Dazu kam, dass die ersten Autos über keine Kühlung verfügten: „Im Sommer ist uns manchmal viel Ware umgekommen“, sagt Geistert. „Und die Autos rochen oft nicht besonders gut.“ Auch Carsten Stegemann, Geisterts Nachfolger als Fahrdienstleiter, erinnert sich noch gut an diese Zeit: „Es ist ein Wunder, dass das damals alles funktioniert hat.“

Zu den technischen Schwierigkeiten gesellten sich menschliche: Nicht jeder ehrenamtliche Helfer erwies sich im Dienst als zuverlässig. „Wir hatten schon einige schlimme Jungs dabei“, sagt Geistert. „Die haben das Auto nicht saubergemacht oder es irgendwo abgestellt, weil sie keine Lust mehr hatten.“ Ein No-Go für jemanden wie Geistert, für den Dinge wie Ordnung und Verantwortungsbewusstsein an erster Stelle stehen – wer unzuverlässig war, flog raus. Geistert stellte Regeln auf und setzte Standards. So bildete sich nach und nach ein verlässliches Team; als gelernter Offizier hatte Geistert hier sozusagen einen neuen Zug gefunden, den er leitete.

Auch die Fahrzeuge verbesserten sich im Laufe der Zeit: „2006 haben wir einen Opel-Kleintransporter bekommen, zwar ohne Kühlung, aber man konnte drin stehen“, sagt Stegemann. Das erste Fahrzeug mit Kühlung kam erst 2010; heute sind alle der mittlerweile vier Transporter der Potsdamer Tafel gekühlt.

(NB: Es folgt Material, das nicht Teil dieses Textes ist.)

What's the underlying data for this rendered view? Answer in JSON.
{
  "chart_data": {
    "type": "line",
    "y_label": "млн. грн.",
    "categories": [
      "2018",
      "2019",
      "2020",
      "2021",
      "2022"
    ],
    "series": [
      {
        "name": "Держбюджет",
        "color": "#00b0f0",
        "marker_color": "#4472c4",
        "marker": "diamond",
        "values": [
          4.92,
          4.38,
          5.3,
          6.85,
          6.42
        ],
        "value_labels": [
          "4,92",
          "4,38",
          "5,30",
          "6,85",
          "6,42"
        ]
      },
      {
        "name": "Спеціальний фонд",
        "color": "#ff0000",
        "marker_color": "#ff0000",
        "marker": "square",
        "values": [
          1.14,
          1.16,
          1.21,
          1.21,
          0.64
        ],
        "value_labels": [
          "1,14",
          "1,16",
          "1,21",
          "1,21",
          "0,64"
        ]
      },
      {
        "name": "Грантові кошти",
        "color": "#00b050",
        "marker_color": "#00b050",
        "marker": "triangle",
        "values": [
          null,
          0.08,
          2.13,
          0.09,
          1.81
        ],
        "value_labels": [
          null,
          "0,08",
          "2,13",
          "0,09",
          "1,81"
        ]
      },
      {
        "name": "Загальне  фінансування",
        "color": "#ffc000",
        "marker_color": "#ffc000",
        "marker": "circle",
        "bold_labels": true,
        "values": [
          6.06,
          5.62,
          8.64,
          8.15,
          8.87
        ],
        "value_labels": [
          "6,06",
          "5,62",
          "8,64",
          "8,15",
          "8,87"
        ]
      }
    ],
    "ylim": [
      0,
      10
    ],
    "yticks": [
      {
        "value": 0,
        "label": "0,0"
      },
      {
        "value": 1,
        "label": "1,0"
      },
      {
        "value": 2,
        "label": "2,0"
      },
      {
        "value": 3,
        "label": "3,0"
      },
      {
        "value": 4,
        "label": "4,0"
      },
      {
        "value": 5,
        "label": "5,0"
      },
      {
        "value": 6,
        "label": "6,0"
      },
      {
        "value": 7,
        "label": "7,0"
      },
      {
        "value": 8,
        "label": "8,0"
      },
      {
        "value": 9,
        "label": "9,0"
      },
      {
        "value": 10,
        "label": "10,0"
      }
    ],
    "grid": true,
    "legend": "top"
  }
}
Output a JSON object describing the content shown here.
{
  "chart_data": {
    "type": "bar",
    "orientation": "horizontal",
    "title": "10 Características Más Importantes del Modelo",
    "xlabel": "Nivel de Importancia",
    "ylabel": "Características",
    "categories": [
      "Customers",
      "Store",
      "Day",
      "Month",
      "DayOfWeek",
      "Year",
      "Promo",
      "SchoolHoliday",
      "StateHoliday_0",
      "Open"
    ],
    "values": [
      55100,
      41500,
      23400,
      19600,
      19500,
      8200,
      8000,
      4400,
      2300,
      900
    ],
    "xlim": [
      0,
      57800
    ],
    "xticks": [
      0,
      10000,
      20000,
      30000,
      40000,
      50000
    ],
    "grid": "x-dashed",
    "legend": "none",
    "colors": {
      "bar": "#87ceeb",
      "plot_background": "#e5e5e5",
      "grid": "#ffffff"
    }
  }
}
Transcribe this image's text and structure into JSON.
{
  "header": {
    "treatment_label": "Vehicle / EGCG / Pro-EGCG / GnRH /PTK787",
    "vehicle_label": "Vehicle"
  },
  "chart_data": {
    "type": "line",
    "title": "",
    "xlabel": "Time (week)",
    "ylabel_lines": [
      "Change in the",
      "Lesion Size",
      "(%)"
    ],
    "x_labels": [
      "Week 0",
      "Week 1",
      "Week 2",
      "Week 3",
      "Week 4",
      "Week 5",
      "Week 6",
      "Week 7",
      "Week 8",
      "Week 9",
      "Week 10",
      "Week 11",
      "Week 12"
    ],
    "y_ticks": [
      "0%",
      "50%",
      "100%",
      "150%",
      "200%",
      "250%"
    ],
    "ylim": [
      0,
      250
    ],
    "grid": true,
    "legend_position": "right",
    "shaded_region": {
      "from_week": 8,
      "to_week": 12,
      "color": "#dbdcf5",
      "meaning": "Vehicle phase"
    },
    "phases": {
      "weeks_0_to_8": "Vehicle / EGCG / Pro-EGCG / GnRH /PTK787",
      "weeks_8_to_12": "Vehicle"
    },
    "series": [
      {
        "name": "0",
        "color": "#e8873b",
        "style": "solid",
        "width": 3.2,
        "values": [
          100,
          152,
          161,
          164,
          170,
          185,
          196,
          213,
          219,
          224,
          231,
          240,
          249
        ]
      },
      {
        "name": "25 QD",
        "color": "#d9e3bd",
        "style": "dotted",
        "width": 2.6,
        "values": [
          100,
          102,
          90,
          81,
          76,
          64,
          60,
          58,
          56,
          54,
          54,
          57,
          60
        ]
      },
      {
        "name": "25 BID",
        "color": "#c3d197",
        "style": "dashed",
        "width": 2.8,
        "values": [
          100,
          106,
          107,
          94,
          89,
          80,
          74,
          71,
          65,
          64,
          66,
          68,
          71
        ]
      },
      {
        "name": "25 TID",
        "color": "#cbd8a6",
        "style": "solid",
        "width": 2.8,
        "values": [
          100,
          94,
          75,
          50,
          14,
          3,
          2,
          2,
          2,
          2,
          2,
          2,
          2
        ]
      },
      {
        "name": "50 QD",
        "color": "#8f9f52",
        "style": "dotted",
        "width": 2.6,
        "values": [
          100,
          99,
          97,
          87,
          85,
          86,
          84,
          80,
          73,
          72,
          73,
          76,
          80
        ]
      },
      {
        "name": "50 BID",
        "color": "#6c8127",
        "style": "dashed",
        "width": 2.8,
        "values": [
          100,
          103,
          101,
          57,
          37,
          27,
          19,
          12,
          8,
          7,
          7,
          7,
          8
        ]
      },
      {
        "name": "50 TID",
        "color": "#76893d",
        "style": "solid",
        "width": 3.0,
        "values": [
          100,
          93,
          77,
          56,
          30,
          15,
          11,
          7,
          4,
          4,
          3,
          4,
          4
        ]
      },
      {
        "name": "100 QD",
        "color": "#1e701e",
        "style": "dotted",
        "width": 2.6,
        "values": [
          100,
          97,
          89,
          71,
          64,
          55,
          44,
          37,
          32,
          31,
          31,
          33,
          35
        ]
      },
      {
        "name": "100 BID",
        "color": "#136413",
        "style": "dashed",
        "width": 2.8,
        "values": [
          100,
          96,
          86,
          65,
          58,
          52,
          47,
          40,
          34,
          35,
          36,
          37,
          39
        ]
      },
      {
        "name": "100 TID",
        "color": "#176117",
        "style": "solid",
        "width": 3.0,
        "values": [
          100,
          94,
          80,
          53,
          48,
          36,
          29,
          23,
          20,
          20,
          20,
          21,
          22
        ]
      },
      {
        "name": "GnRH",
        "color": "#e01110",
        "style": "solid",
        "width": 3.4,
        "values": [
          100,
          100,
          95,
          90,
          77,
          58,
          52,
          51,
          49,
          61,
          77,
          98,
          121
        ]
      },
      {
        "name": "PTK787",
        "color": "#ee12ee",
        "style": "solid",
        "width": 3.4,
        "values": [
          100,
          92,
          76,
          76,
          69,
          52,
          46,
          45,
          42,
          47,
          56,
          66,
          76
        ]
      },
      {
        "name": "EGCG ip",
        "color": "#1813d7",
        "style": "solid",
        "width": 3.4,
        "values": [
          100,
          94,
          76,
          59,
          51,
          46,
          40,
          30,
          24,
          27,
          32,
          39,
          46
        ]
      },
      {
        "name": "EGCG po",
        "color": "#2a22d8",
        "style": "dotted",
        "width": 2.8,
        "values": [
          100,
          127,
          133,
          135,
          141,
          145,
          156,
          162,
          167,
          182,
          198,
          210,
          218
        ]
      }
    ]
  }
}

14 Jahre lang Vollzeit als Ehrenamtler

Und die sind auch nötig: 20 bis 22 Supermärkte müssen täglich angefahren werden, nicht immer stehen die Lebensmittel geordnet zur Abholung bereit. So sind die Freiwilligen schon mal bis zu acht Stunden täglich auf Achse – ein Vollzeitjob. Warum macht man so etwas mehr als 14 Jahre lang als Ehrenamtler? „Das frage ich mich manchmal auch“, meint Geistert und schmunzelt. „Mir hat es immer Spaß gemacht.“ Stegemann sieht das ähnlich: „Man wächst da irgendwie rein und irgendwann braucht man es regelrecht. Es ist natürlich auch ein schönes Gefühl, wenn man sieht, dass die Leute sich freuen und dankbar sind für das, was man tut.“

Geistert hätte sicher noch einige Jahre weitergemacht, doch er hat sich aus gesundheitlichen Gründen fürs Aufhören entschieden: „Es ist nicht einfach, das abzugeben“, sagt er. Immerhin gab es einen reibungslosen Übergang: Stegemann ist seit 2009 bei der Tafel und war viele Jahre lang Geisterts Stellvertreter. Der 54-Jährige ist zufrieden mit dem Team und der technischen Ausstattung, die die Tafel heute hat: „Wir haben einen guten Standard.“ Nur ein Problem gebe es nach wie vor: „Leute, Leute!“, sagt Geistert. Nachwuchs kann das 28-köpfige Fahrerteam der Tafel immer gebrauchen, denn: „Die Autos sind das A und O. Wenn die nicht rollen, kommen keine Lebensmittel an“, sagt Stegemann.